In her September 11 letter (‘All children deserve a high quality and relevant education,’ page 5) Carolyn Bennett raises the matter of education funding in Canada, both for First Nations and for the general population, but it is too bad she didn’t recognize the importance of this issue when her party was in power. There has been a withering of programs to widen the experience and skills of all children with the lamentable attrition of music, science laboratories, skilled trades, physical education, physical and political geography, history and a crass failure to implement core studies in family economics and nutrition. These subjects would help to enliven the interest in understanding the world in which we live, and make education vital to the students as it would focus on their life skills. We are in a thrall to the insurance industry to protect through fear of lawsuits the sense of play that burns off the energy of boys so that they can concentrate on academe.
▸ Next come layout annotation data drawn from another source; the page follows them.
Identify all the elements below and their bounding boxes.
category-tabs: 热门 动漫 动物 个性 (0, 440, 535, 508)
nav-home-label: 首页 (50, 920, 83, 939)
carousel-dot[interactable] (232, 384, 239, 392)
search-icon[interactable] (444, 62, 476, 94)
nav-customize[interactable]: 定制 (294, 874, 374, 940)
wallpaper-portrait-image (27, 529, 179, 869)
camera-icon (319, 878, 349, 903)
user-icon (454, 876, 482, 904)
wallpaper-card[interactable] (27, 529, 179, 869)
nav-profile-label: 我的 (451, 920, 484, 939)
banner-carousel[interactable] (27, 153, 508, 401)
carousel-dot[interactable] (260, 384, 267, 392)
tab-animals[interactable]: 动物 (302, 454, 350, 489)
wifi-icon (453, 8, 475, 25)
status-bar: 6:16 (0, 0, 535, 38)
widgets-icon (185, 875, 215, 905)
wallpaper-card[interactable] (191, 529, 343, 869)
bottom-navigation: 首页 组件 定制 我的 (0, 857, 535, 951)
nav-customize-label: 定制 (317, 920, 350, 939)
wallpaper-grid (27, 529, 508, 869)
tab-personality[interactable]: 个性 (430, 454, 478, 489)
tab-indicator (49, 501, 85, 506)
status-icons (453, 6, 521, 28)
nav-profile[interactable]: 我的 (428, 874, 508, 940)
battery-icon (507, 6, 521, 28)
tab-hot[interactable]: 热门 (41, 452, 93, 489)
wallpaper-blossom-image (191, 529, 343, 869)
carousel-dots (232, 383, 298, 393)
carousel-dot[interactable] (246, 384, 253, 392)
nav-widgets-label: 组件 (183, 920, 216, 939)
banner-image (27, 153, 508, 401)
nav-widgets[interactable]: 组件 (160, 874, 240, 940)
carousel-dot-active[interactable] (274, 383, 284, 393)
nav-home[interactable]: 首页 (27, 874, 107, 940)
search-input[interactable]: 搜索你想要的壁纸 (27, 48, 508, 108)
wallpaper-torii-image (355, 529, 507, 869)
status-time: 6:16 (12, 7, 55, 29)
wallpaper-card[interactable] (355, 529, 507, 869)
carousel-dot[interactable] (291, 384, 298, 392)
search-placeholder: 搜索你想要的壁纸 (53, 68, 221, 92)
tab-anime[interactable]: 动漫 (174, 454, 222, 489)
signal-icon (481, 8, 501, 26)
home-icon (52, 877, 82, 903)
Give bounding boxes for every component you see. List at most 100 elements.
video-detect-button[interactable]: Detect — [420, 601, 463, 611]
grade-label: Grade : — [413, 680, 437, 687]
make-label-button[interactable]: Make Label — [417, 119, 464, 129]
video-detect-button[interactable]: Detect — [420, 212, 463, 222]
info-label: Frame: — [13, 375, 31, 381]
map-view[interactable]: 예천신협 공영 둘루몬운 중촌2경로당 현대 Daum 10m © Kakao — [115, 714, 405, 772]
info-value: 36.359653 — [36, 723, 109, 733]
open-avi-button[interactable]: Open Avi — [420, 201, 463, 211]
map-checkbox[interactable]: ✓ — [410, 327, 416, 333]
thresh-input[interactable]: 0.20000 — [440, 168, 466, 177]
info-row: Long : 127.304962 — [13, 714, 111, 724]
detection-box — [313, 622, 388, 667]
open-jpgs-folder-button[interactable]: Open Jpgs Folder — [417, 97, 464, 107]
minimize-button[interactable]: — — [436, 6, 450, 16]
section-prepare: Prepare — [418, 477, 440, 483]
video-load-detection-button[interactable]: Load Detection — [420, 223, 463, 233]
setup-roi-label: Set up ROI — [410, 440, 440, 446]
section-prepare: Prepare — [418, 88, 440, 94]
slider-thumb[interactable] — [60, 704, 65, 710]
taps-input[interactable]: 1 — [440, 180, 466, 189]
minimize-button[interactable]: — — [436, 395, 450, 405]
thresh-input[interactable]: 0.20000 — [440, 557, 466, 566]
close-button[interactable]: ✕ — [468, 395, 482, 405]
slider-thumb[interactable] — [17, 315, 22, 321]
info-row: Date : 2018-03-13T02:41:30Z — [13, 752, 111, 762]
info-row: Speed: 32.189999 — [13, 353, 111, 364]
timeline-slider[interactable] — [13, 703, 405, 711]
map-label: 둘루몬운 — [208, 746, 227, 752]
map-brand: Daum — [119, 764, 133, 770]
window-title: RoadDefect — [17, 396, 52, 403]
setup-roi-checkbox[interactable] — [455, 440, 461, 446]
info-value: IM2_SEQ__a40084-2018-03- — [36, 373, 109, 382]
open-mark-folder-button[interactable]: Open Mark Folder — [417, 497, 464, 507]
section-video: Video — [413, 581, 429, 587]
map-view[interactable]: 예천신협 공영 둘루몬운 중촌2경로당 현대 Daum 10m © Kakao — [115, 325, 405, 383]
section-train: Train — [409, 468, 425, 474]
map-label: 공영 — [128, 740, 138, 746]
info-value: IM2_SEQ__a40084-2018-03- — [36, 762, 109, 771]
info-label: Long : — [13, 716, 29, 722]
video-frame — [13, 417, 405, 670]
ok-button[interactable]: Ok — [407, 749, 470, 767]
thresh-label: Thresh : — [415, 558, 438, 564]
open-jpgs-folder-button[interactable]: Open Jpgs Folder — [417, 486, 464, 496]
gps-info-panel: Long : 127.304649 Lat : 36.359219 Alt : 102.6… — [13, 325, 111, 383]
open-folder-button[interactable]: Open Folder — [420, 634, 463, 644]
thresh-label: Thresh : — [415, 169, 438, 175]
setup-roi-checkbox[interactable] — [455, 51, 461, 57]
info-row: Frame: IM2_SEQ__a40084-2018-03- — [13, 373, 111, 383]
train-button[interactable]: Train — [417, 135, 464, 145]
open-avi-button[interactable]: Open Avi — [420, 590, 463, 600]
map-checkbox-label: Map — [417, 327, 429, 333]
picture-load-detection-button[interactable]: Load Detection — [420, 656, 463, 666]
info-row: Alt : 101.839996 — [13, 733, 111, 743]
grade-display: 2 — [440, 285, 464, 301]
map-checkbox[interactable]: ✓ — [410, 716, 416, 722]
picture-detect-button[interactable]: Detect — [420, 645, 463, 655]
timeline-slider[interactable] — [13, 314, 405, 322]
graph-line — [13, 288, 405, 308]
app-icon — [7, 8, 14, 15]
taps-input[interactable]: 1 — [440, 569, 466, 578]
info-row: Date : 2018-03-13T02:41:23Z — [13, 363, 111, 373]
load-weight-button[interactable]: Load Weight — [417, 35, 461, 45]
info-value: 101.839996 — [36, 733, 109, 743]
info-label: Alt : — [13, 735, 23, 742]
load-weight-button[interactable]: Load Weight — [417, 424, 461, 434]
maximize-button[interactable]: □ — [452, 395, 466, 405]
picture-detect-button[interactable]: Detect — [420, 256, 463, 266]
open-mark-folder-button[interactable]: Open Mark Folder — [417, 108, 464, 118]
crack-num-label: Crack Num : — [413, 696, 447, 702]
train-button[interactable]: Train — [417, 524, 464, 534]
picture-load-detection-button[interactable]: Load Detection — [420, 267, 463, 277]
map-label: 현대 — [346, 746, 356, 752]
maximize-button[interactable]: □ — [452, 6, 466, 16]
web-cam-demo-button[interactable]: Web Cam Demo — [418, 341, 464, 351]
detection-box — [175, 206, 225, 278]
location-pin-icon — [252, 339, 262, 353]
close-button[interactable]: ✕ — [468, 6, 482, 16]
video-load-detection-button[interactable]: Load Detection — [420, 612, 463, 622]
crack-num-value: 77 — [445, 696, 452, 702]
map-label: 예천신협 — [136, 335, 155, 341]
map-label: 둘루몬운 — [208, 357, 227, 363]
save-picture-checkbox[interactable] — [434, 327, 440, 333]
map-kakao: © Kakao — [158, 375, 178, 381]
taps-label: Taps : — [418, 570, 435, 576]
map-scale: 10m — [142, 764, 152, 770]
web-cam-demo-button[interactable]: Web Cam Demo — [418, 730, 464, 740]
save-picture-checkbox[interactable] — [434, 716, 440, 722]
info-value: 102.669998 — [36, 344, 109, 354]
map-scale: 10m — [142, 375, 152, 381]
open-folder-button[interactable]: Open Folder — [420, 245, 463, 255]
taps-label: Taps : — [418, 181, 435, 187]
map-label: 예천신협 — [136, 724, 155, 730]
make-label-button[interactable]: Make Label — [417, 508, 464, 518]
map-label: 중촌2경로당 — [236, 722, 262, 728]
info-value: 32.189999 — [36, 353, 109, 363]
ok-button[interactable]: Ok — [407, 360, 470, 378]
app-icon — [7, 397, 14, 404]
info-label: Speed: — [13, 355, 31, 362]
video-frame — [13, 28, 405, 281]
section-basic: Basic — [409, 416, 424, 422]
I know because I was one who needed breaks to tear around, and then focus on what education had to offer. Boys in particular are falling away from education and the benefits that are intrinsic in gaining life expanding skills.

New skills are needed in our technological world and the infrastructure is expensive to provide, but rather than enhancing the budget for acquiring these skills we are downsizing the education segment of our economy to provide tax cuts and prioritise defence and prison segments. We all know that we need to expand the economy through people with adequate incomes to afford to buy Canadian products, and often education of children and adults provides that level of employment. Industry will only invest in new ventures when the economy justifies that risk.

The Hon. Dr. Carolyn Bennett clearly expressed the current malaise where the children of the First Nations are stigmatised by funding levels that are a Federal responsibility, at two thirds of the level for other children. The gap widens when infrastructure deficits over years exacerbate that divide, and rural areas suffer too as there is a lower population density to justify expensive specialised facilities. With all of these impediments the call is clear that we need to increase spending in education drastically for personal and national long term economic benefits. It has been so for several decades of backsliding on this critical segment of the economy.

In 1996 the Liberal Government imposed a two percent per annum cap in funding for the First Nations Education, which remains unchanged throughout the intervening governments. However, there has been a steady increase in the First Nations population and inflation which erodes any real increase in per capita funding. The Assembly of First Nations has calculated that funding increases of 6.3 percent would have been required to prevent a shortfall. Meanwhile provincial and territorial school systems have received an average of 4.1 percent per year increase despite declining enrollment.

Perhaps now could be a fine time to initiate long term plans for economic growth through parliamentary consensus.